Adesso i magistrati sperano che altri testimoni – così come il coraggioso Antonio Pazienza – possano spiegare ancora meglio la dinamica dell’agguato e quell’accanimento nei confronti dei due agricoltori, inseguiti e trucidati senza pietà. Per l’ex comandante provinciale dei carabinieri di Foggia, il colonnello Marco Aquilio non si era mai assistito ad un’eliminazione così cruenta di presunti testimoni scomodi.
Le rivelazioni del pentito
Tutto ruota attorno alla figura di Romito, forse ucciso perché solo con la morte poteva pagare il suo ruolo di confidente dei carabinieri: soffiate che agli inizi degli anni 2000 costarono il carcere ai fratelli Franco, Armando e Matteo Li Bergolis, un tempo alleati di Mario Luciano e poi acerrimi nemici.
Qualcuno avrebbe voltato le spalle al boss per sedersi al tavolo con i capiclan emergenti del Gargano? Romito sarebbe stato ucciso per favorire i rivali Li Bergolis-Miucci o per facilitare la scalata di alcuni suoi sottoposti? Non è un caso se, negli ultimi mesi, si sia iniziato a parlare di un nuovo gruppo criminale, denominato da magistrati, polizia e carabinieri “Lombardi-Ricucci-La Torre”.
Una serie di intrecci e interrogativi ai quali starebbe dando risposte importanti il pentito Carlo Magno, 62 anni, anche lui di Manfredonia, reo confesso dell’omicidio di Saverio “Faccia d’angelo” Tucci, assassinato ad Amsterdam il 10 ottobre 2017. Proprio Tucci, stando alle parole di Magno, sarebbe uno dei tre killer che il 9 agosto entrarono in azione a San Marco.
Gli inquirenti non sottovalutano alcuna pista e tengono le antenne dritte quando a parlare è Magno, ritenuto dai magistrati antimafia “un collaboratore di giustizia affidabile e credibile”.

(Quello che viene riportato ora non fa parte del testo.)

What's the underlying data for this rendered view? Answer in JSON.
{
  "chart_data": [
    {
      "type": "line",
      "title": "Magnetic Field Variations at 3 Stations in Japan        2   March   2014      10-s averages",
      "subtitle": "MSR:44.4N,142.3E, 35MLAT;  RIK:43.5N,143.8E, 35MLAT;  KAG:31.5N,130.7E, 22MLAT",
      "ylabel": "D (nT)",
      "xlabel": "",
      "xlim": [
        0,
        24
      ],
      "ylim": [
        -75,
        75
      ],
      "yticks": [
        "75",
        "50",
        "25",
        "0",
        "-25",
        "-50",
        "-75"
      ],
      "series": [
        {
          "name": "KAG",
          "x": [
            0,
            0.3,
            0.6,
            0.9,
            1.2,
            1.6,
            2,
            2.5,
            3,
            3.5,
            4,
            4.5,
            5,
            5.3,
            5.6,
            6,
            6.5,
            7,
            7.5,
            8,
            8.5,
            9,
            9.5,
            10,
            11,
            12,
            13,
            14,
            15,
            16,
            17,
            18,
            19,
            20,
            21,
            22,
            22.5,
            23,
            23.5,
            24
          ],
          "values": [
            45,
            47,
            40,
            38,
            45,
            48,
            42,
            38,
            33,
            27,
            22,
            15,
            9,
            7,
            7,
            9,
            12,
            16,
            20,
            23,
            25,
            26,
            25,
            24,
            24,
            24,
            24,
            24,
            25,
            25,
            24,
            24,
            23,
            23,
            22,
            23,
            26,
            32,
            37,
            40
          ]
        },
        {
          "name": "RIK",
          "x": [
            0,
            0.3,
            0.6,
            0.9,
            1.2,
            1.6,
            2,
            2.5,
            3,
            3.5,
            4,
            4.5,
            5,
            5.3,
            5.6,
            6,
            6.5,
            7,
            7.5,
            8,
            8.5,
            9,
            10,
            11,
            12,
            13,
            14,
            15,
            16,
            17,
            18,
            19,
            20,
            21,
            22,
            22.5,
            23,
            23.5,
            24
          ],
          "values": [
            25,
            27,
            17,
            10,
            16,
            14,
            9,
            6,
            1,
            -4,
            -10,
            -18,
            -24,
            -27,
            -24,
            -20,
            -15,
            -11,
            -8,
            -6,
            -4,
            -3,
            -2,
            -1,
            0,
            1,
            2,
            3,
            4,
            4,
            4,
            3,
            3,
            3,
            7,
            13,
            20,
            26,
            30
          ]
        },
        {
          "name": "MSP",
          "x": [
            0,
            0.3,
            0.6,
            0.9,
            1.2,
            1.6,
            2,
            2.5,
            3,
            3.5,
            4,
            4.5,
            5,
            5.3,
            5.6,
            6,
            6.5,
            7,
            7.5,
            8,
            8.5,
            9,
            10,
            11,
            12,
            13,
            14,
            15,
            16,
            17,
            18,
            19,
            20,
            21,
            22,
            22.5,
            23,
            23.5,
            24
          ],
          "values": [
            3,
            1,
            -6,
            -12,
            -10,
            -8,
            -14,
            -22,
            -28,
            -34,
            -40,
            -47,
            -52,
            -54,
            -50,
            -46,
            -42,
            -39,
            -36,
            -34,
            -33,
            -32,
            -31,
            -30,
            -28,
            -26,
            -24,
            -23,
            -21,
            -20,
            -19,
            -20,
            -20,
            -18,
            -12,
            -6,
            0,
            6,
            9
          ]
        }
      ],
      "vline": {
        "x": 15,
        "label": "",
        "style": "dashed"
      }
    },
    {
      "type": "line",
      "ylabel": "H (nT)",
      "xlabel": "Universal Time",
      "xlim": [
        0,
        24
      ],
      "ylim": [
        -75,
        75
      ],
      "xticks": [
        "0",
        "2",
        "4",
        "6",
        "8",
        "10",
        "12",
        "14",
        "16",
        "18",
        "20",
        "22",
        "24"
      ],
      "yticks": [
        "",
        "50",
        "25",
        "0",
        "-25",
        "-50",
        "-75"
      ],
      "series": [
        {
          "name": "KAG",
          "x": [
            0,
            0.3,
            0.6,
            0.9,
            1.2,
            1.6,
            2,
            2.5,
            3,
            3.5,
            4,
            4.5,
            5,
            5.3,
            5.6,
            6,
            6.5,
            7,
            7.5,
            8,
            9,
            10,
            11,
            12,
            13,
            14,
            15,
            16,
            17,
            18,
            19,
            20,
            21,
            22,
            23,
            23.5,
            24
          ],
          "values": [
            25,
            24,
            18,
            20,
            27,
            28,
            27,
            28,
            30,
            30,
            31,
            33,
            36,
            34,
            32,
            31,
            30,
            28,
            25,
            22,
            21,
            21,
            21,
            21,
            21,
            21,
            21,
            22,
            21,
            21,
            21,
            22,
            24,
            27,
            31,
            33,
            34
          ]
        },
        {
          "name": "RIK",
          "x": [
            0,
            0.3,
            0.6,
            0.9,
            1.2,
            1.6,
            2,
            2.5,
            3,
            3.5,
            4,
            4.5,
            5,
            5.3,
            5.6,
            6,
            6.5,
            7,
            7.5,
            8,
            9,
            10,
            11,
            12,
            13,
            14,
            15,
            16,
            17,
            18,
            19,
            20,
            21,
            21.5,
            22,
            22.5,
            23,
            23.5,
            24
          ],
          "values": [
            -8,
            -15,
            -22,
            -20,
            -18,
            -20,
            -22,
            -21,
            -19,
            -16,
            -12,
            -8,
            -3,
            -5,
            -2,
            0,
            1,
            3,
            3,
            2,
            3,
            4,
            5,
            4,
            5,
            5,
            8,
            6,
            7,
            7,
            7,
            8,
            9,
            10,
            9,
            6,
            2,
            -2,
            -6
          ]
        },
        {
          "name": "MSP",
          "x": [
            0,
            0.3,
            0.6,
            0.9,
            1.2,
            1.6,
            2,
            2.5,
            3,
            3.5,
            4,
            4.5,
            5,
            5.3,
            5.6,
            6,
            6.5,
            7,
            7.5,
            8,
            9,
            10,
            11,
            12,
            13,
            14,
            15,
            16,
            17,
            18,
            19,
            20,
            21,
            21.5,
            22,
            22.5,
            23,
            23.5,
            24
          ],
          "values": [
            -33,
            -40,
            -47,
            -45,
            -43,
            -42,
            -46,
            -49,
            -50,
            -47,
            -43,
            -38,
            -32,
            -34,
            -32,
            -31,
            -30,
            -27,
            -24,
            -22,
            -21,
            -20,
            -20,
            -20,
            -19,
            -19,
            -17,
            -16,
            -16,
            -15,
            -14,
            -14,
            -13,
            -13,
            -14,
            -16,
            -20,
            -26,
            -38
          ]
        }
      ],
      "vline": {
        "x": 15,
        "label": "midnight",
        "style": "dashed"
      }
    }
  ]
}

Sotto la lente d’ingrandimento degli investigatori, un episodio avvenuto a casa di Romito il giorno prima della strage. “Persone di San Marco andarono via dall’abitazione del boss non tanto contente”, l’oscuro dettaglio fornito da Magno al pm della DDA di Bari, Giuseppe Gatti.
Alla luce di queste rivelazioni, chi indaga non esclude il coinvolgimento di sammarchesi nella strage, anche perché la geografia criminale di quel territorio sarebbe ancora in divenire e l’eliminazione di Romito avrebbe favorito nuovi assetti.